Re: Some questions on Lua's design

On Mon, Apr 1, 2013 at 6:33 PM, Sean Conner <sean@conman.org> wrote:

It was thus said that the Great Marco Salamone once stated:
>

> Sean,

> > You might think that a ton of bits are wasted, but that's the nature of
> > C. C guarentees that the fields will appear in the order given. A lot
> > of CPUs can't reference 32-bit quantities on odd addresses (or even on
> > addresses not divisible by 4). So padding is a given.
>
> In regards to implementation, can you not wrap structs in unions? Not sure
> about the following semantics,
> struct foo { bool b0 : 1; bool b1:1; bool b2:1; /*etc...*/ };
> typedef union { struct foo bar; } LByte8;
> Obviously you still need to align it to bytes, but you could concievably
> make your own tables of bits and manually manage pointers/data within it.

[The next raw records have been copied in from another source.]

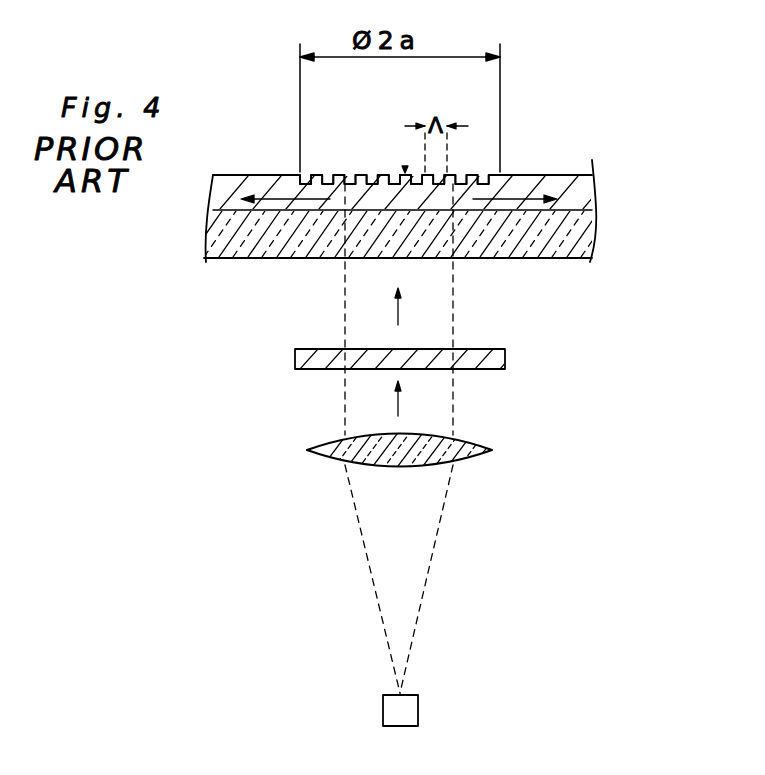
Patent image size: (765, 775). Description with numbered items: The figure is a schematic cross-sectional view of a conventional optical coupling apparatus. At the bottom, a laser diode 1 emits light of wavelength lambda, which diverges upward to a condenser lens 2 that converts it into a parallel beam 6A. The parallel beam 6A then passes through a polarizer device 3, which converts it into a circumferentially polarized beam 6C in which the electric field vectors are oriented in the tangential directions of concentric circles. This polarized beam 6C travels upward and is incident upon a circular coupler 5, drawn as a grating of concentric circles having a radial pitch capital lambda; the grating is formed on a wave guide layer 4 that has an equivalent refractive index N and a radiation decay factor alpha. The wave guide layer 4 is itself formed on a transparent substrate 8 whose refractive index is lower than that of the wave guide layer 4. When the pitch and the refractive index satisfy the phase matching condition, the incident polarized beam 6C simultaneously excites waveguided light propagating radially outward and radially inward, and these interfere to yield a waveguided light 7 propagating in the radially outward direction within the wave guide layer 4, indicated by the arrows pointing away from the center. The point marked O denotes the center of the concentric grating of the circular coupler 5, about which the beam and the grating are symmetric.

The laser diode 1 is at (408, 713).
The condenser lens 2 is at (470, 455).
The polarizer device 3 is at (505, 358).
The wave guide layer 4 is at (580, 176).
The circular coupler 5 is at (486, 174).
The parallel beam 6A is at (398, 409).
The circumferentially polarized beam 6C is at (398, 316).
The waveguided light 7 is at (297, 203).
The transparent substrate 8 is at (250, 258).
The center point O is at (405, 172).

In C, there is the concept of "defined," which means it applies to all
compilers regardless of architecture, "undefined," which means the behavior
is not described and can be different across compilers (even different
versions of the same compiler on the same hardware) and "implementation
dependent" which means a compiler is free to pick among different documented
behaviors depending for whatever reason (mostly ease of implementation and
performance).

For example, that an unsigned int will wrap around to 0 when you increment
the largest value is "defined"; when you increment a signed int past its
largest value is "undefinded" and anything can happen when the condition
happens (the program can crash, monkeys fly out of an orifice on the
computer, dogs and cats will start living together, whatever) and the size
of an integer (both signed and unsigned) is "implementation dependent"---it
can be of any size as long as it's at least 16 bits, and is no longer than a
long int.

So, with that out of the way, the following is legal C:

union foo
{
struct
{
int field1 : 5;
unsigned int field2 : 2;
unsigned int field3 : 1;
int field4 : 4;
int field5 : 4;
} fields;
int all;
};

union foo x;

Now, the restrictions (some of which I neglected to mention before):

1. You can only declare bit fields as "int", however, they can be
signed (default, like 'int') or unsigned.

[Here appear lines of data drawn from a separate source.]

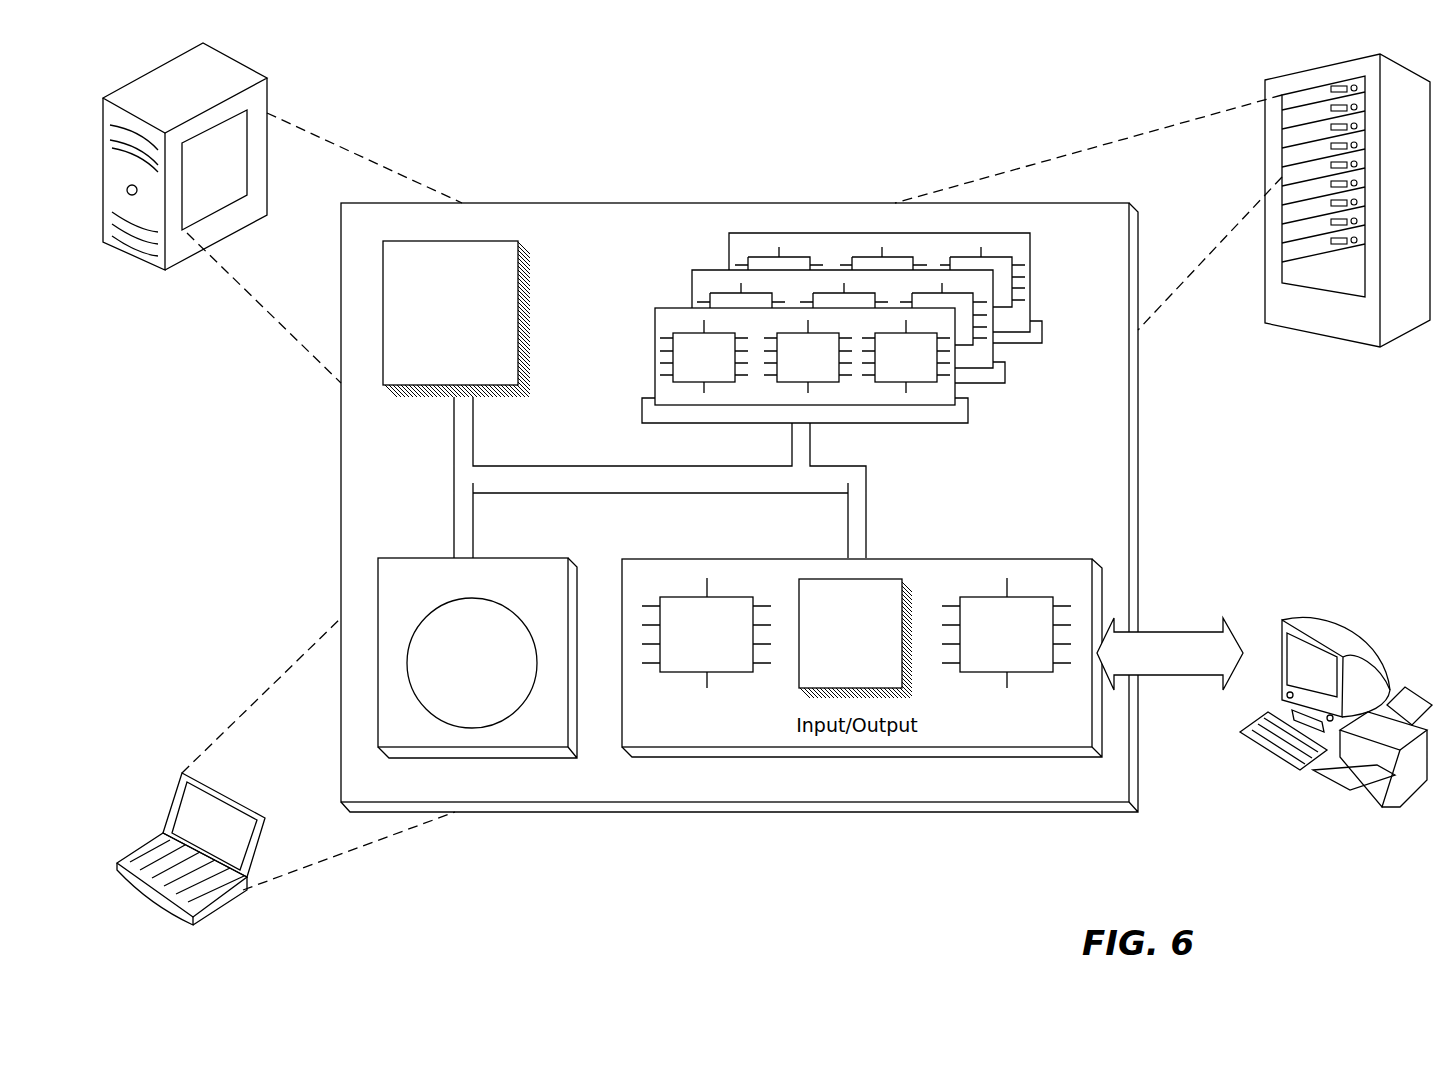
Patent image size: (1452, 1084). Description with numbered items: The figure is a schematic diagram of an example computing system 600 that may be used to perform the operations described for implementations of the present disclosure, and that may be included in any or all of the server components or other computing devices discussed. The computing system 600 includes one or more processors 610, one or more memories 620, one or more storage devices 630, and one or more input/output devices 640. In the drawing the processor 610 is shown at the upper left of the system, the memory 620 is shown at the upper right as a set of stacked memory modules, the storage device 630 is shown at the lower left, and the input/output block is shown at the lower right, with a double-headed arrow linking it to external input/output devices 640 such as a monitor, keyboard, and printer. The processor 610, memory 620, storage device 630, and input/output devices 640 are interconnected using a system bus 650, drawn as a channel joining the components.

The computing system 600 is at (548, 118).
The processor 610 is at (456, 319).
The memory 620 is at (1037, 384).
The storage device 630 is at (477, 658).
The input/output (I/O) device 640 is at (1282, 626).
The system bus 650 is at (655, 484).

2. You cannot take the address of a bit field. You can, however,
take the address of the structure that has bit fields.

3. The amount of memory a bitfield takes is implementation
dependent.

4. "int x:1" is a minefield---it borders not only on "implementation
dependent" but also on "undefined" behavior. The best practice
for 1 bit fields is to explicitely mark them as "unsigned".

5. The ordering of the bits in a struct with bitfields is
"implementation dependent." In a raw memory dump of x, field1 may
appear first, or field5. Setting field5 to -1 might mean all is
a large negative number, or 15 or some intermediate positive
value. It all depends on how the bitfields are actually laid
out.

As for code generated, of course this is going to be CPU dependent, but
something like:

x.fields.field4 = 8;

could generate something like (in C, to avoid bringing assembly into
this):

x.all = (x.all & 0xFFFFF0FF) | 0x0800;

(because it's a constant, the compiler can avoid doing shifts), but this:

x.fields.field4 = y;

now becomes:

x.all = (x.all & 0xFFFFF0FF) | (y & 0x0F) << 8;

Don't hold me to these actual values because the actual
implementation may be different than what I'm assuming. This is for
instruction purposes only.

But yes, bit fields require a bunch of bit fiddling to use. And even
when it might make sense to use (such as a binary network protocol) I don't
bother with them as they are highly implementation dependent.

> My understanding of unions/structs is that the given example doesn't
> produce any overhead and works at compile-time. Though ofc the extra memory
> for pointers and cycles for bit-masking might contradict any performance
> gains, but you could probably even make custom pointer tables that consume
> less memory (relative to the region of bits that you're dealing with,
> specifying length and position) and access the table at constant time-- the
> only issue is the cycle-cost of bit-masking, which could be mitigated with
> some lazy compression. Or is the way C already does it just infinitely
> superior?

My suggestion to you---learn a CPU architecture. If you want a simple
one, I can recommend the 6502, 8080, Z80 or 6809. These are all 8-bit CPUs
that are easy to understand (compared to a modern CPU like the Pentium which
has a ton of baggage that can safely be ignored but until you know the
Pentium its hard to know which bits can be ignored) and there exist plenty
of information and emulators for these.

> > Can you address individual bits? Yes ... but at a cost. A cost that
> > most people aren't willing to pay actually.
>
> I'm pretty clueless on this-- are the costs any different from what I
> described above? Are these costs always stupid? I get the sensation that
> what I'm thinking about here is just moronic... or rather, not applicable.
> It's just a scheme for data compression without compromising access time...
> though the overhead to make it work, if there are a lot of new mask-checks,
> wouldn't be acceptable at runtime, no? Ehh- it's just too domain-specific I
> guess.

Okay, let's use a 32-bit system for this. A 32-bit CPU will have a number
of registers (think of these as named memory locations inside the CPU) to
work with, and these registers will be 32 bits in size. Also, the address
space will also be 32-bits in size, meaning you can address 4,294,967,295
eight bit quantities (bytes). If you want to address down to an individual
bit, you'll need three more bits per address, or 35 bits. But registers are
limited to 32 bits. So, you'll need at least two registers to address a
single bit in the computer.

And for storing that 35 bit address? Well, given that memory is addressed
in 8 bit quantities, you are now looking at at least 5 bytes per address
instead of the normal 4. Another wrinkle though---some CPUs are unable to
load 32 bit quanties at odd byte addresses (and come CPUs require a 32 bit
quantity to be aligned at an address evenly divisible by 4) so a "portable"
version you are looking at 8 bytes to store a 35-bit address. The more you
try to efficiently use bits, the more overhead you'll have.

-spc